O Ministério da Educação (MED) e o Ministério do Ensino Superior, Ciência, Tecnologia e Inovação (MESCTI) de Angola estão a negociar com o Banco Mundial (BM) e o Banco Africano de Desenvolvimento (BAD) planos de financiamento para projectos específicos a desenvolver nos respectivos sectores.

De acordo com o secretário de Estado para o Ensino Superior, Eugénio Adolfo Alves da Silva, que avançou a informação aos jornalistas à margem da 2ª Edição do Fórum Tecnologia e Educação- realizado há dias, em Luanda, o financiamento se destinará à formação profissional, criação de oferta formativa pós-graduada, formação de profissionais ao nível de mestrado e doutoramento.

“São somas realmente avultadas e que podem ajudar a formar estes profissionais, a desenvolver a tecnologia, a criar oferta formativa no país, a nível de cursos de graduação e pós-graduação que possam contribuir para formação de profissionais aqui no país”, referiu o responsável.

Eugénio da Silva realçou a importância que a educação tem no desenvolvimento tecnológico, considerando ser um processo através do qual se promove a transmissão e assimilação do conteúdo científico, tecnológico, modelos e técnicas que fazem parte do curriculum.

“Portanto a educação é o factor mais importante de formação e capacitação do capital humano. Do ponto de vista tecnológico, os estudantes de hoje devem ter conhecimento de tecnologia que possam usá-la e até desenvolvê-la para aplicar de acordo com as necessidades da economia, produção, desenvolvimento científico e tecnológico do país”, frisou.  
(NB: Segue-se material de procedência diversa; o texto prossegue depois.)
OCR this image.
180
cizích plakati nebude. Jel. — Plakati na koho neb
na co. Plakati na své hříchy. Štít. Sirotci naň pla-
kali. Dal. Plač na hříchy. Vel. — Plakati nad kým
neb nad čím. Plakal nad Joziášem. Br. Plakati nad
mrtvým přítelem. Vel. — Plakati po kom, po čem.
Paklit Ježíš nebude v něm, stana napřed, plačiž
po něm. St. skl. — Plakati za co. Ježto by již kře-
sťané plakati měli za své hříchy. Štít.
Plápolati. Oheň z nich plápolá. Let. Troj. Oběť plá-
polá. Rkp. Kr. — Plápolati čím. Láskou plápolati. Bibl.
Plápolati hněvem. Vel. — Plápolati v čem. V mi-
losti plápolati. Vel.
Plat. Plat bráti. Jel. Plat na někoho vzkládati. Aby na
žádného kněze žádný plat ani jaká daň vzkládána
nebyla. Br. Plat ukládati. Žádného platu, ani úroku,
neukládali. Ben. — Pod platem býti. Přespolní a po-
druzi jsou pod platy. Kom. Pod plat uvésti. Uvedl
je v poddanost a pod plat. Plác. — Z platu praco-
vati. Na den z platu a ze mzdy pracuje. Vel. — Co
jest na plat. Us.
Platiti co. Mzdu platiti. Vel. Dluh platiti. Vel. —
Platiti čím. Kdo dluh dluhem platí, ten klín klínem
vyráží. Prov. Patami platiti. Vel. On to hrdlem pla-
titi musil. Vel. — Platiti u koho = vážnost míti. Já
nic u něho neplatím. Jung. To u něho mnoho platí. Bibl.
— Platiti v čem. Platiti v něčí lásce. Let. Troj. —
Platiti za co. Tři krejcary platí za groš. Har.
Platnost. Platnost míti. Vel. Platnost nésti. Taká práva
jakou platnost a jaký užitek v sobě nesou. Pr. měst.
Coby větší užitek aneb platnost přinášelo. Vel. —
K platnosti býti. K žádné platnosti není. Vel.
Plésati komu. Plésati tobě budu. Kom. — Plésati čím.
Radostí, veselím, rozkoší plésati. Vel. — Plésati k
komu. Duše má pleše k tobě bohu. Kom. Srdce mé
Sobre as dificuldades da educação à distância, o secretário de Estado para o Ensino Superior angolano explicou que “o novo paradigma” que se pretende abraçar implica que as instituições sejam capazes de apresentar um projecto de formação, neste âmbito, em vários cursos que obedeça algumas condições, “que passam por ter infra-estrutura tecnológica adequada, garantia do sistema viável de internet, profissionais, quadros gestores e docentes capacitados”.